A recipe for strategic selling
When Christopher Tiner puts on her green vest and heads out with her Girl Scout cookie order form, she means business.
“Well, I never really give up,” said Christopher with a dimpled smile. “Sometimes it’s hard, but I don’t give up while I’m doing it.”
¢ Members of the Tonganoxie Girl Scouts will be selling boxes of cookies at various locations this month, including B&J Country Mart on Saturdays and at Tonganoxie High School’s home basketball games.
In fact, Christopher, who is 11, has worked out a strategy.
“I just go to businesses because they have a lot of people,” she said, adding that she sometimes knocks on doors in residential neighborhoods, accompanied by her mother, Nanette Tiner.
In her five years in Girl Scouts, Christopher, who is a fifth-grader at Tonganoxie Elementary School, has sold approximately 2,300 boxes of cookies.
This year, she sold 504, the most of anyone in Troop 3393, led by Ursula Kissinger. And of those, about 100 boxes went to people who work in downtown Tonganoxie businesses.
Though she proudly says her customers like all the varieties of Girl Scout cookies, the overall favorite seems to be thin mints.
But her favorite, in particular, is the caramel delights.
Christopher has sold hundreds of boxes of Girl Scout cookies since she was in the first grade, but she’s not one to overindulge in them.
“We usually order about four boxes,” Christopher said. “We get a caramel delight, a peanut butter patty, my mom loves the lemon flavored ones, and then we get a thin mint.”
The cookies, which sell for $3.50 a box, net 50 cents per box for the troop. That means that this year, Christopher’s sales made about $252 for her troop. And her entire troop sold 1,300 boxes, including Christopher’s sales.

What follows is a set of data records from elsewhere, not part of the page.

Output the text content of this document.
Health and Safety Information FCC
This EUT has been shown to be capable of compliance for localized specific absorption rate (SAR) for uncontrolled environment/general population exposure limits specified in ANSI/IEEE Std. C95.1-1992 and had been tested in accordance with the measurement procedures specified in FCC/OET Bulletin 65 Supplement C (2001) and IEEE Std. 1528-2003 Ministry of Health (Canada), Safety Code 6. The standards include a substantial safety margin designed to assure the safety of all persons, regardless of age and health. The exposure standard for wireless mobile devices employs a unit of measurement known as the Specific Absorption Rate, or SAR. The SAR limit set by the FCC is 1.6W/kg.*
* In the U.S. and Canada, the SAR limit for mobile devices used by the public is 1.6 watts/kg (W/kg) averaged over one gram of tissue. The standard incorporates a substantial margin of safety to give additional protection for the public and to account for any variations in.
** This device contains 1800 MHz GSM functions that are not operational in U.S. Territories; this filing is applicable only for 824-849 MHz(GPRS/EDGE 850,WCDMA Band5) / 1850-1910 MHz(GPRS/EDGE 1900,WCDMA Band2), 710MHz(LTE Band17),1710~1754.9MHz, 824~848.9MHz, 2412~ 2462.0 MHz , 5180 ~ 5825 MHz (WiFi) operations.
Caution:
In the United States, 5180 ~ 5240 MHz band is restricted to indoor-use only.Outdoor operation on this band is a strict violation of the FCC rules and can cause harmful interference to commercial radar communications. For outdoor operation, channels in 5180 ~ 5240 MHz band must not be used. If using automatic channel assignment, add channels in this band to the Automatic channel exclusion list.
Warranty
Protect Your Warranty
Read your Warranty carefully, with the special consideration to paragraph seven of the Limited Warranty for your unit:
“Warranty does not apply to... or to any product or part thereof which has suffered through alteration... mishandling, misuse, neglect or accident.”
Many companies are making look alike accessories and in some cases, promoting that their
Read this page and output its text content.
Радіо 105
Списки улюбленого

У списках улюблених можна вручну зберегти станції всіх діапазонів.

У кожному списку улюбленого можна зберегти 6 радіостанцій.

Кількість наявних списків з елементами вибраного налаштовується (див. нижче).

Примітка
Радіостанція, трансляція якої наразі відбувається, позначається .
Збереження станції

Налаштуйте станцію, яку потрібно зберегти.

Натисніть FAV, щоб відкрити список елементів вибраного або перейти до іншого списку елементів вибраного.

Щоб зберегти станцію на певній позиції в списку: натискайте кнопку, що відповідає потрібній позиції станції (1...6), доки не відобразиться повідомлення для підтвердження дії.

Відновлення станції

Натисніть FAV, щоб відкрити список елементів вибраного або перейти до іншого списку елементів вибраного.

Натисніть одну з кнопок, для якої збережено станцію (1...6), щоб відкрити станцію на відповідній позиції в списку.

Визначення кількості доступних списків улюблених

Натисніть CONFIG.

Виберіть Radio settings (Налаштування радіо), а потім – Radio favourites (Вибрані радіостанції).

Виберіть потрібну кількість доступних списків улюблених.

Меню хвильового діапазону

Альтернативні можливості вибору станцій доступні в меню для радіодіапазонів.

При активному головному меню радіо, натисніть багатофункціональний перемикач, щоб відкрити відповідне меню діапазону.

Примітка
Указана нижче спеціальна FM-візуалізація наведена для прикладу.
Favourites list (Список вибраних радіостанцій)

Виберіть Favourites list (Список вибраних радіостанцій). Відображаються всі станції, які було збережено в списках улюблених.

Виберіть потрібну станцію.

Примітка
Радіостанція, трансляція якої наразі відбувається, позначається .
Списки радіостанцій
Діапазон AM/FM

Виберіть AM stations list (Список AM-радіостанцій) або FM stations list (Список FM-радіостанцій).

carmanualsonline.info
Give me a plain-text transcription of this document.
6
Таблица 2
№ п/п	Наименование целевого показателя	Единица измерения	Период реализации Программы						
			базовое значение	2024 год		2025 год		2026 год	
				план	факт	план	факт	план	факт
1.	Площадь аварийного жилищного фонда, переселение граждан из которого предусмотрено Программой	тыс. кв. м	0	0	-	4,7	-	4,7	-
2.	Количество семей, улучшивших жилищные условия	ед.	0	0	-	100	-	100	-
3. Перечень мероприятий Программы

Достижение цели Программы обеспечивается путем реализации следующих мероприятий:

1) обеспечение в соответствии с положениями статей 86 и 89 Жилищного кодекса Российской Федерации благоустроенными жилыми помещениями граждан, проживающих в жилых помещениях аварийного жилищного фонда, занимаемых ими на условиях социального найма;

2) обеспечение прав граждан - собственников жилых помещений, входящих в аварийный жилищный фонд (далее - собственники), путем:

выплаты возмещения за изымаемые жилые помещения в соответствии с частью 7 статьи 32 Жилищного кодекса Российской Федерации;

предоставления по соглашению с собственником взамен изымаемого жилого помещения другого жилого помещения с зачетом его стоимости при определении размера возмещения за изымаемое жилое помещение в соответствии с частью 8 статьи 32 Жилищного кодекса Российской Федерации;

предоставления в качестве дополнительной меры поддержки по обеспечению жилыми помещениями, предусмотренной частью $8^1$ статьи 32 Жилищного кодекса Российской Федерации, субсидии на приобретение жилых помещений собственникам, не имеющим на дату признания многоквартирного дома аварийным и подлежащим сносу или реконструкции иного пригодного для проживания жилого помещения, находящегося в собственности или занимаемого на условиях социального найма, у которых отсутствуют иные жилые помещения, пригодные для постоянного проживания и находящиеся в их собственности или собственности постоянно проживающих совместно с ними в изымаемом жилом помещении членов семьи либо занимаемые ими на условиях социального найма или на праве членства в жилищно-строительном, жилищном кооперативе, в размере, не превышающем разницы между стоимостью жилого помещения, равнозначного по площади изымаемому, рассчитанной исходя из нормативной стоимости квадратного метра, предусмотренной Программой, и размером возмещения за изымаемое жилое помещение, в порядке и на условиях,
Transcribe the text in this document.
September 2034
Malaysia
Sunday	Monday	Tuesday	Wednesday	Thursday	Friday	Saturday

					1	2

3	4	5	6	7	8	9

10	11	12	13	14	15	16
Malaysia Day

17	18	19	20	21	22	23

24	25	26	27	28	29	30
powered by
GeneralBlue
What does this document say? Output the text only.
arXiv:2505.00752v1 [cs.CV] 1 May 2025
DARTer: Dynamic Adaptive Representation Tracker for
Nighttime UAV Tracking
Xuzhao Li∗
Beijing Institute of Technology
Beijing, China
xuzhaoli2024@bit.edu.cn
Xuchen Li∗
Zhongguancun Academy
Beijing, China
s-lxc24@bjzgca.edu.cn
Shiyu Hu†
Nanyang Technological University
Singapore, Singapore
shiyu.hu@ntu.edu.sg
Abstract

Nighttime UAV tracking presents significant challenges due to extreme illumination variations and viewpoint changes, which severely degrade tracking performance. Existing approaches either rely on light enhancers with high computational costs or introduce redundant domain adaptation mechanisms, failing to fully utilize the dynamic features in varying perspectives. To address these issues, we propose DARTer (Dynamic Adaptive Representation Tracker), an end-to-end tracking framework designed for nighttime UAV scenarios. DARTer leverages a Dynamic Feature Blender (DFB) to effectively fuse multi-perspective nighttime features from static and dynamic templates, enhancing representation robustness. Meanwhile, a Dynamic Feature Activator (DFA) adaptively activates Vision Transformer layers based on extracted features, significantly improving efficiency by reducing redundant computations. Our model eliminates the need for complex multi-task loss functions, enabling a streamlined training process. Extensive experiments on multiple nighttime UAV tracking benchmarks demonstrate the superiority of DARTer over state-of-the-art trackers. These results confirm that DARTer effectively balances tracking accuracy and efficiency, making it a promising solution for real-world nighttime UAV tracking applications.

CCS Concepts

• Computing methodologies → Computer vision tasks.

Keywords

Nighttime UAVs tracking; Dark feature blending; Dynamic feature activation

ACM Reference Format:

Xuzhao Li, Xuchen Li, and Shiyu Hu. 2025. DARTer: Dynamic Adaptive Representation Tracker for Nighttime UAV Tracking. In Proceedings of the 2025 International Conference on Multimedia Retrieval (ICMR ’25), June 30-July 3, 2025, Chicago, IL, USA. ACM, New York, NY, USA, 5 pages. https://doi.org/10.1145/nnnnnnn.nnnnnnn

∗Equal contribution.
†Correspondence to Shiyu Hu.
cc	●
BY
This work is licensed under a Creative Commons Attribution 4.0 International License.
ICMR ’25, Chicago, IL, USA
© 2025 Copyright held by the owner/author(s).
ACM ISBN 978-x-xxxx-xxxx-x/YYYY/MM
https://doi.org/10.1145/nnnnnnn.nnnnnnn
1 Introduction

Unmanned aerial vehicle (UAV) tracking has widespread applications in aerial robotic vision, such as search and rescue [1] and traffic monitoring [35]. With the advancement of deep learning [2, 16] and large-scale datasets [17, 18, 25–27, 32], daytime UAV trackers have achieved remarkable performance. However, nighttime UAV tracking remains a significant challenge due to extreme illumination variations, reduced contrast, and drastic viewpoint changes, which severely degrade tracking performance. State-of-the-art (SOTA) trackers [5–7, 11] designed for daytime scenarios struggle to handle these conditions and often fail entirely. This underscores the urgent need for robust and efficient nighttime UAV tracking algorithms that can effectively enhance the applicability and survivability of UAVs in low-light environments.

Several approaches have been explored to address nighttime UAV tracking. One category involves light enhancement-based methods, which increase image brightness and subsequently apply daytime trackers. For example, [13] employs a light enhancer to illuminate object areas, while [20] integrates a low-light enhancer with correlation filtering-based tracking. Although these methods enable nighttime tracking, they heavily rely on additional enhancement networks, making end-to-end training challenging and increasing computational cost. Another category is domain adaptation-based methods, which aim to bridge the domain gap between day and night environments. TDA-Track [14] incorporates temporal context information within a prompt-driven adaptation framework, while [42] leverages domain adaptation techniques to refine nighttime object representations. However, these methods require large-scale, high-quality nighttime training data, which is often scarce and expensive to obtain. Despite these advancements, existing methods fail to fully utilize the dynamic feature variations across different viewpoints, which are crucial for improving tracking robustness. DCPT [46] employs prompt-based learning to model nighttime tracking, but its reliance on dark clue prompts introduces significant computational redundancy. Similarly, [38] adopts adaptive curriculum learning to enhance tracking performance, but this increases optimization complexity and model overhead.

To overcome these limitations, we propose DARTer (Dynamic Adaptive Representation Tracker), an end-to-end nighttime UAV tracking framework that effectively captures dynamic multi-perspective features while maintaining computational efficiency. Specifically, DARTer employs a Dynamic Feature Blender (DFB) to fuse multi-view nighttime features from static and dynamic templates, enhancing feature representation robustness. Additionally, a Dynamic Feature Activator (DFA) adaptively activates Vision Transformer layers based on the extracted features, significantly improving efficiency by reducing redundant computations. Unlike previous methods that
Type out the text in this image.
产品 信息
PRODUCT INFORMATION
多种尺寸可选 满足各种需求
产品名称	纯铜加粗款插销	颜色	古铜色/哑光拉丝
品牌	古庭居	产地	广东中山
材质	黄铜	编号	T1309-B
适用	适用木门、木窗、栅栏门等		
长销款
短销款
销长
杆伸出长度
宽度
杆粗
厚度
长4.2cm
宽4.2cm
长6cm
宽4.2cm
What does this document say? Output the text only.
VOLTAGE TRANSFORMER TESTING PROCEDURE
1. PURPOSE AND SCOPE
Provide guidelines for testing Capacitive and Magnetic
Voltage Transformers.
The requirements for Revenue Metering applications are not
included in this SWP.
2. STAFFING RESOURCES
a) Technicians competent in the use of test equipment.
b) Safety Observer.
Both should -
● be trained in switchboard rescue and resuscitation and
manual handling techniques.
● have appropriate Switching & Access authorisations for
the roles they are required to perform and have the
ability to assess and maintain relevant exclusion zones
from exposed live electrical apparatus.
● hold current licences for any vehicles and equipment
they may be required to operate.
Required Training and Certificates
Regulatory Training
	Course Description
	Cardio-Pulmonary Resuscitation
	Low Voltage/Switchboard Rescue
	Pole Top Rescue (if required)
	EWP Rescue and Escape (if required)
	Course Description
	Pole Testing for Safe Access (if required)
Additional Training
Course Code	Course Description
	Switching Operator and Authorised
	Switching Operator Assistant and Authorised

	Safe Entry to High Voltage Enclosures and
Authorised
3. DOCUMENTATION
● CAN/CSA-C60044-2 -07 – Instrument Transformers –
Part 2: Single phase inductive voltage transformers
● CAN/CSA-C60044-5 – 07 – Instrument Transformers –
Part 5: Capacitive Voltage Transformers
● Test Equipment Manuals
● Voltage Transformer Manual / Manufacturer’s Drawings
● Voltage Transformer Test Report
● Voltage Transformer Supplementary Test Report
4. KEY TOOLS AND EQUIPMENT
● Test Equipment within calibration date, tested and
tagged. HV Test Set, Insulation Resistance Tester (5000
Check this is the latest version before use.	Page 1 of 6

Christopher said it was “pretty cool” to sell the most cookies.
“And it helps our troop a lot, so I really like being able to sell so many. … It benefits the camps and the Girl Scout community,” Christopher said.
Selling cookies is a family affair. Christopher’s 9-year-old brother Christian gets in on the action, accompanying her while she’s taking orders and making deliveries. And her father, Lanny, helps with the sorting after the cookies arrive.
While Christopher is successful in the traditional method of going door to door to sell her cookies, she’s also open to new approaches.
In fact, this year she attempted to get a corporate sponsor — a business that would buy boxes of cookies to donate to the Good Shepherd Thrift Shop and Food Bank, a Tonganoxie-based charity.
This would have helped the business by gaining a tax write off, the thrift shop by being able to distribute the cookies, and the Girl Scouts from the sales they would make, Christopher said.
But so far, no businesses have taken Christopher up on this offer.
“But you’ll be happy to get one next year,” her mother said, laughing.
Christopher smiled and agreed with her mother.
While Christopher has proved to be a successful seller of Girl Scout cookies during her five years in scouting, she said it’s still a challenge for her. She stands, swinging her blond ponytail, her hands in her pockets.
“I was pretty shy, then I got really discouraged,” Christopher said. “I’ve gotten better, but every year it gets a little hard — I get a lot of ‘nos’ but then there’s that one person that will say ‘yes’ and get a lot of them.”
The experience benefits her, she said.
“I’m in a lot of sports, I’m in Awanas, a church thing for grade school kids,” Christopher said. “It helps meeting new leaders, coaches, it just helps meeting people in all the stuff I do.”